Where this breaks down is in high-change cloud environments with shared automation accounts, because the same identity may generate legitimate drift, expected deployment churn, and malicious modification all at once.
Common Variations and Edge Cases
Tighter identity governance often increases operational overhead, so teams have to balance auditability against deployment speed and automation flexibility. That tradeoff is real, especially when SCM pipelines and infrastructure-as-code systems are designed to change frequently by design.
Current guidance suggests three common exceptions need special handling. First, ephemeral workloads may not fit traditional review cadences, so governance has to rely on short-lived identity, just-in-time access, and automated revocation rather than manual approval gates. Second, read-only drift can still matter if it exposes secrets or control-plane metadata, so not every “benign” SCM alert is low risk. Third, shared platform identities can blur accountability unless the organisation tags actions to the originating pipeline, job, or operator.
NHIMG’s 52 NHI Breaches Analysis and JetBrains GitHub plugin token exposure illustrate the broader pattern: monitoring often spots the artifact, but governance explains whether the identity behind it should have existed, persisted, or been able to act. That is why best practice is evolving toward joint review of change, entitlement, and revocation evidence instead of treating FIM or SCM alerts as complete control proof.
Standards & Framework Alignment
This section maps relevant standards and security frameworks to the operational risks and controls described in this guidance.
OWASP Non-Human Identity Top 10 address the attack and risk surface, while NIST CSF 2.0 and NIST AI RMF set the governance and control requirements practitioners need to meet.

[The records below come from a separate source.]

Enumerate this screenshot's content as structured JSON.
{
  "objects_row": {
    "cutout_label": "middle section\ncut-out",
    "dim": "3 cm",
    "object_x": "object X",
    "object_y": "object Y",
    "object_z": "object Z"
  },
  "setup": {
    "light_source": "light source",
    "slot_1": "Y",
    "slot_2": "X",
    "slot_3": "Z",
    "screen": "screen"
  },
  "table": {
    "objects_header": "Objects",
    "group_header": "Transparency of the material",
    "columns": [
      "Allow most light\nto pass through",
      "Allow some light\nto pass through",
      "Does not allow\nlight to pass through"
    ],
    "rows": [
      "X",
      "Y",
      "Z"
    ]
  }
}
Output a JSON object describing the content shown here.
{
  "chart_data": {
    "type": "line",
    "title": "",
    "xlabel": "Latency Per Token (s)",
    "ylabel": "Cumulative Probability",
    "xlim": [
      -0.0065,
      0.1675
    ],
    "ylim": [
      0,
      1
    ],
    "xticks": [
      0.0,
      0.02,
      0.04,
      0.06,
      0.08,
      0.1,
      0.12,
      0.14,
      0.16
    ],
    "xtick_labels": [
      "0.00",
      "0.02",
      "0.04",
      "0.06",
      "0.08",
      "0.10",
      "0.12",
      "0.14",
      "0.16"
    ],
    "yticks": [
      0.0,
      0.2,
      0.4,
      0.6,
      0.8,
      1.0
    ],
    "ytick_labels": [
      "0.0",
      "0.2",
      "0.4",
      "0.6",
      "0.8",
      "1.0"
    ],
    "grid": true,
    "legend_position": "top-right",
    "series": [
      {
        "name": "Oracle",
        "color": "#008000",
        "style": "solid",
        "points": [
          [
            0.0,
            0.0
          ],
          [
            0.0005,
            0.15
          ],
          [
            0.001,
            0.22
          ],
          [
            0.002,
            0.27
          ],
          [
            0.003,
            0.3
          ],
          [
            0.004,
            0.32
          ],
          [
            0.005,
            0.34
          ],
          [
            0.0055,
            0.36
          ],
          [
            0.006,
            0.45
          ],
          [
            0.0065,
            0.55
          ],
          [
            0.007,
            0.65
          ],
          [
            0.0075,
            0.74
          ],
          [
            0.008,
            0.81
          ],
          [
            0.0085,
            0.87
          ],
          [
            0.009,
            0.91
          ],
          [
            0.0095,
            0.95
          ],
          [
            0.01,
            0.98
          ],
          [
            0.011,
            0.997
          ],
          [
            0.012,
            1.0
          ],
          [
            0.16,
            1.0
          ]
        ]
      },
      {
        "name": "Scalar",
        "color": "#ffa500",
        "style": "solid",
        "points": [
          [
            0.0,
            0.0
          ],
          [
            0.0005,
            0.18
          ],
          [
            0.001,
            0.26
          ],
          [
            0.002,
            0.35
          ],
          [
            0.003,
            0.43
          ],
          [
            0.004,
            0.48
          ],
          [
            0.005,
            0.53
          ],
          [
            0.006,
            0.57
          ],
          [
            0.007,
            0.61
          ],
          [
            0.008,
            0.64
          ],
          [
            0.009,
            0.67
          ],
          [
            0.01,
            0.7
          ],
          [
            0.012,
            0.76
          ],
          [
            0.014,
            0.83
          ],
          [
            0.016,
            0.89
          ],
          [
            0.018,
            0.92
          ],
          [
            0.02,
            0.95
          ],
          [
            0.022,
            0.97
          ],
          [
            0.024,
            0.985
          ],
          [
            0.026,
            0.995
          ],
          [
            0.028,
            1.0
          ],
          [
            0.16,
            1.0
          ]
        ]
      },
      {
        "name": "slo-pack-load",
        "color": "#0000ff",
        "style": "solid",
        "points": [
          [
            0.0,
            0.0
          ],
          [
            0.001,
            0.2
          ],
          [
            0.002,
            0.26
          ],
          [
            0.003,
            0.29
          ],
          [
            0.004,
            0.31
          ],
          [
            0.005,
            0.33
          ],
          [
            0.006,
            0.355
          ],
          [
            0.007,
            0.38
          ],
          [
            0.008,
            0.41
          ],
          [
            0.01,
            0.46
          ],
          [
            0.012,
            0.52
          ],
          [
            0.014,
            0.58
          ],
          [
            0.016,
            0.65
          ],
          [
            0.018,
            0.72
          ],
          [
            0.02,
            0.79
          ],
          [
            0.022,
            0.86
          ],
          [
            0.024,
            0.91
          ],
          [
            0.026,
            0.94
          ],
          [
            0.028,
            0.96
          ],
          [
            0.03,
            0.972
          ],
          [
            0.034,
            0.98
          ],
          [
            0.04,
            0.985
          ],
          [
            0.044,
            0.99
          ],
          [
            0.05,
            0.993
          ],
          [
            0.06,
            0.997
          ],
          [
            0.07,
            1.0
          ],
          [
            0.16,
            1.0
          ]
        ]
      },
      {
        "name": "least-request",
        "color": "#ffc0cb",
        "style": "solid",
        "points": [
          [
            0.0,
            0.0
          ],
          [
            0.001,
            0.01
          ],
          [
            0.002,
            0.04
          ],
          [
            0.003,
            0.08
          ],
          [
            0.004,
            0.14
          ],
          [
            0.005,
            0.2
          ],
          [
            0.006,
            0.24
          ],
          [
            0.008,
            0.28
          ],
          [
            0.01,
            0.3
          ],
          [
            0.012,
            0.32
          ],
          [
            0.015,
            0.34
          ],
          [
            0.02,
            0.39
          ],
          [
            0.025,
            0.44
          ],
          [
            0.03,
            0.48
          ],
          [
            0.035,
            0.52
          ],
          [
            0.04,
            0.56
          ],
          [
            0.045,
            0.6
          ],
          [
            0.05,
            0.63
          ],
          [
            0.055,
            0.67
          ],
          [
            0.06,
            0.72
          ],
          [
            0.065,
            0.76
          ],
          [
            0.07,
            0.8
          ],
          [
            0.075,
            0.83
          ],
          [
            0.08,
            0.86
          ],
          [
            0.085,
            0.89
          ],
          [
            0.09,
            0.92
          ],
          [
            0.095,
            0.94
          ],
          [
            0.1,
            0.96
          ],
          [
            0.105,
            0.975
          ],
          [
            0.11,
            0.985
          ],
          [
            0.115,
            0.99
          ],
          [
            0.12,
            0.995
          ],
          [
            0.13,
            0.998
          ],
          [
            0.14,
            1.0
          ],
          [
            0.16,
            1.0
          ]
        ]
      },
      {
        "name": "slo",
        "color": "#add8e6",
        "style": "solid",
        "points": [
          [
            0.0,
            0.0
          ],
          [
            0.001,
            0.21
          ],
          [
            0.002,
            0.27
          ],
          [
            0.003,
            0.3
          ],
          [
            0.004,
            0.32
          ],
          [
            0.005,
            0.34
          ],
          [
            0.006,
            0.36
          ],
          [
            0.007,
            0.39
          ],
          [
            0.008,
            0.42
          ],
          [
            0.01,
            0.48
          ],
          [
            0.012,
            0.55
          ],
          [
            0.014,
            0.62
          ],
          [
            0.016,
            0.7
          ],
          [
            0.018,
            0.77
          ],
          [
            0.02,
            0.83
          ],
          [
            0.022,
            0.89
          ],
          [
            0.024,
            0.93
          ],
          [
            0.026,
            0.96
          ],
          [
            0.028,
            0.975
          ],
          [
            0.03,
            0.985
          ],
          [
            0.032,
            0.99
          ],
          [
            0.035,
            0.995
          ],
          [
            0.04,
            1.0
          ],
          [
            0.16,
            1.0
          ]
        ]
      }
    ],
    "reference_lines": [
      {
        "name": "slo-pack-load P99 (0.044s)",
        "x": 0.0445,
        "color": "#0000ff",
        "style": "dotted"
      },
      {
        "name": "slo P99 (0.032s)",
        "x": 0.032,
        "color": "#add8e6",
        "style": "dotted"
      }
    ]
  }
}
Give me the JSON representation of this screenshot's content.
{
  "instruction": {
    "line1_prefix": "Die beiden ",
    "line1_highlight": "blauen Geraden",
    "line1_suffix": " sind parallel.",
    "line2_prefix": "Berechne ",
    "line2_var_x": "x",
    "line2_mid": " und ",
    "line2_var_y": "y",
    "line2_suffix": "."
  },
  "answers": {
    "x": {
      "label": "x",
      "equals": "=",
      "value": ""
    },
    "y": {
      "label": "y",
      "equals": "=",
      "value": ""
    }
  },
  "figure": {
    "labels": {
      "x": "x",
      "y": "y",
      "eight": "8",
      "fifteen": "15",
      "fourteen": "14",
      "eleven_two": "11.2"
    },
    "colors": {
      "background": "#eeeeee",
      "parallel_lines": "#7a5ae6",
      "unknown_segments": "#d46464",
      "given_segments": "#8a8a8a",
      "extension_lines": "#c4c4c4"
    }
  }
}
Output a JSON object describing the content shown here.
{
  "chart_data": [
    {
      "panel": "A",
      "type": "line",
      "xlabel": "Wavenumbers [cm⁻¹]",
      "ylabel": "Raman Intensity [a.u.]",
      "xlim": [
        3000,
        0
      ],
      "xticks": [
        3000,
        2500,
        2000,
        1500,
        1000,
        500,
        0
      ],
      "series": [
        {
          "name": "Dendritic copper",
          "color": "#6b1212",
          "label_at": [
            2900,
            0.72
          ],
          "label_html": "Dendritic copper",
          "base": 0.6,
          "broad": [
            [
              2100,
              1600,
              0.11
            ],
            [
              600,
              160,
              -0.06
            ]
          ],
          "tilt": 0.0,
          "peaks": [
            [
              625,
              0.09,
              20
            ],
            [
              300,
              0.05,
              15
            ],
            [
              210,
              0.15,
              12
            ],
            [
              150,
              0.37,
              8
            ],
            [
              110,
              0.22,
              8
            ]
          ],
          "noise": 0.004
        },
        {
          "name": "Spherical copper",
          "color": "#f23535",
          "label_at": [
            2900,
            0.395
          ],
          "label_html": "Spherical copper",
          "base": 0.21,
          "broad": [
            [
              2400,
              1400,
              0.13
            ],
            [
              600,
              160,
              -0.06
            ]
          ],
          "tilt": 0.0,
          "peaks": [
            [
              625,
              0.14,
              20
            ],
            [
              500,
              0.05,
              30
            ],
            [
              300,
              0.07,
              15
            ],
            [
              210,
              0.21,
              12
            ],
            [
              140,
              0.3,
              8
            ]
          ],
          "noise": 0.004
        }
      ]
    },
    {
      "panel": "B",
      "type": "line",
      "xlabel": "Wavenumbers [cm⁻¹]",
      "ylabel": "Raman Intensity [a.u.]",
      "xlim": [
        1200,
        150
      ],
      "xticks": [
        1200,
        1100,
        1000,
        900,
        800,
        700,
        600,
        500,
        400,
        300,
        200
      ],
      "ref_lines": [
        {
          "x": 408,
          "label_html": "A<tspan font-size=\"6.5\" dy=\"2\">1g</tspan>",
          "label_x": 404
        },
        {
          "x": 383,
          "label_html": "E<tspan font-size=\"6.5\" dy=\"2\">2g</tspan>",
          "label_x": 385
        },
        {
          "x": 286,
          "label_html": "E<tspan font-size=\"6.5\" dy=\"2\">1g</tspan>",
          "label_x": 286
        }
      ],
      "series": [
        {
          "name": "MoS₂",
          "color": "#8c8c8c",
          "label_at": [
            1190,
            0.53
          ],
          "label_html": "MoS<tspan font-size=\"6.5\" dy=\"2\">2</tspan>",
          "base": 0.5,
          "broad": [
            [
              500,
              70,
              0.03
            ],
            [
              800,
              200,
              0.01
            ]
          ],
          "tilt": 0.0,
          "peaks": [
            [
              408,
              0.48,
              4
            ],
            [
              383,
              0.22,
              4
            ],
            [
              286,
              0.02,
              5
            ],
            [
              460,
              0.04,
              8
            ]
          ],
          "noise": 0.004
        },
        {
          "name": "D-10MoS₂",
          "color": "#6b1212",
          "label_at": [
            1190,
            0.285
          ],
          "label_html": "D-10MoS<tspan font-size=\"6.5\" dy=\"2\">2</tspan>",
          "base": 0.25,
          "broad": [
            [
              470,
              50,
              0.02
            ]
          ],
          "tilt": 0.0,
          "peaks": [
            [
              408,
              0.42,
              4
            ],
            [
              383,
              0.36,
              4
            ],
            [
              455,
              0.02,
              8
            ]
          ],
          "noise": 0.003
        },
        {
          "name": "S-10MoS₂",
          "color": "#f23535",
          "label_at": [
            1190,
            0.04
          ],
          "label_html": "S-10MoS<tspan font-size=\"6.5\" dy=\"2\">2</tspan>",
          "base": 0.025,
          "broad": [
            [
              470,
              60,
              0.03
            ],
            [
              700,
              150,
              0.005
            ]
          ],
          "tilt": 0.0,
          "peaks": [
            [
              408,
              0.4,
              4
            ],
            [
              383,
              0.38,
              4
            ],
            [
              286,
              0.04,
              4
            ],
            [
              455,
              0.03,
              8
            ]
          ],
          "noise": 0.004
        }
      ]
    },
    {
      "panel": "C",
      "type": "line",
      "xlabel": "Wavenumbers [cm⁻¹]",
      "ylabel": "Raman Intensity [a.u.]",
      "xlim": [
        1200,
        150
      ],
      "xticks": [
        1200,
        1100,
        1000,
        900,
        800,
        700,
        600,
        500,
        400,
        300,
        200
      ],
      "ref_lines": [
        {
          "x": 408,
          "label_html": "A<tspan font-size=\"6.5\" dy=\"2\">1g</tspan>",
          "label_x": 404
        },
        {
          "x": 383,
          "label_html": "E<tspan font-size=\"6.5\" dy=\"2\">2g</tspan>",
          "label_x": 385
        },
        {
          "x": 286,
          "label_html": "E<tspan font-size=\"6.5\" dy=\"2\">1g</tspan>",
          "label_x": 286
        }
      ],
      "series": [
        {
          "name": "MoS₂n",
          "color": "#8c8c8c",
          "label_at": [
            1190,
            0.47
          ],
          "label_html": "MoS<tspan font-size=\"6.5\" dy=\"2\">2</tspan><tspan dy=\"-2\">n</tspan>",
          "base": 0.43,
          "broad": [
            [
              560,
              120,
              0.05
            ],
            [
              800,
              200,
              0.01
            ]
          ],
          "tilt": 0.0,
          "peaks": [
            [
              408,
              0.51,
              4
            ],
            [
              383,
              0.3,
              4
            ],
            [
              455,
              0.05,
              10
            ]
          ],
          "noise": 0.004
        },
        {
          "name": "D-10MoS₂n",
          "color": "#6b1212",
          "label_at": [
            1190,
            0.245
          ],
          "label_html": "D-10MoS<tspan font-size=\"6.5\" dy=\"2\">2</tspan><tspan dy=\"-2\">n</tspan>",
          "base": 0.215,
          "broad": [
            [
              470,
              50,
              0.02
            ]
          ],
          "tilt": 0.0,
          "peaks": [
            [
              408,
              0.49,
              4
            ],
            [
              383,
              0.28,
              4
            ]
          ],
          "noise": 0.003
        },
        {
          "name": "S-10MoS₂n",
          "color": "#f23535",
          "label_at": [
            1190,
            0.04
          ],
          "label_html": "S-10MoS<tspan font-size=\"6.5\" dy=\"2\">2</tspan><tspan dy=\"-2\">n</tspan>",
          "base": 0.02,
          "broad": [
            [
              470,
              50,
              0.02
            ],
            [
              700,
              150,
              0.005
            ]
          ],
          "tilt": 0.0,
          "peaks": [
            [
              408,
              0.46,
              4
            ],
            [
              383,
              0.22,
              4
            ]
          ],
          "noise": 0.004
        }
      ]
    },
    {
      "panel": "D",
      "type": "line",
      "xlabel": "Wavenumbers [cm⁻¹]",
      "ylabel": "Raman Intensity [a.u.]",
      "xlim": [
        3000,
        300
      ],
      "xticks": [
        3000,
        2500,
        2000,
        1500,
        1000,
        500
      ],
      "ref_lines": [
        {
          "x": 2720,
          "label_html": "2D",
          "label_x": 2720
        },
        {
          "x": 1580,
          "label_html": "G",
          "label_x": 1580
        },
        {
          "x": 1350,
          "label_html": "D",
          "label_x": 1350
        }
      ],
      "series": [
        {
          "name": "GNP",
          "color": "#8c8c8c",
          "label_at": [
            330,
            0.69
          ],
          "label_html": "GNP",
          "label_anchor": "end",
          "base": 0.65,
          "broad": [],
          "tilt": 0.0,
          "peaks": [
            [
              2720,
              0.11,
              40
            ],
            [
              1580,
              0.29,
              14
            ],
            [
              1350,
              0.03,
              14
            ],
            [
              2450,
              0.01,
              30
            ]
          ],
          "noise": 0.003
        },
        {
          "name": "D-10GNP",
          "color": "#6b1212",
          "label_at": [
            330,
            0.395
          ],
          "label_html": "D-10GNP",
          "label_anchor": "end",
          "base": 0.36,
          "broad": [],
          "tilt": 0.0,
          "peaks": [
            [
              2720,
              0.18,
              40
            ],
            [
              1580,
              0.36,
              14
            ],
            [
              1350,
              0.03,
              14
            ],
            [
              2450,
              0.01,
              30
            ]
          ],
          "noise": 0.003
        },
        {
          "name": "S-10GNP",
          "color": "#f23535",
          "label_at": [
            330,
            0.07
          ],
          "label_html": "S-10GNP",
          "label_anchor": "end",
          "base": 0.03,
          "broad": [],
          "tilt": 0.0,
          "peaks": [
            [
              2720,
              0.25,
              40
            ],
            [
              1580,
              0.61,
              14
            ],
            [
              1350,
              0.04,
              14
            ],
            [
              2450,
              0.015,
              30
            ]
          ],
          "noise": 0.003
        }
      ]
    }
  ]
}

| Framework | Control / Reference | Relevance |
|---|---|---|
| OWASP Non-Human Identity Top 10 | NHI-03 | Covers credential lifecycle gaps that FIM or SCM cannot prove or revoke. |
| NIST CSF 2.0 | GV.OV-01 | Governance oversight is needed to connect change evidence to approval and accountability. |
| NIST AI RMF | AI risk governance logic applies to any autonomous or automated identity-driven change path. |
Require governance evidence that each change was approved, scoped, and owned before accepting FIM or SCM alerts as complete.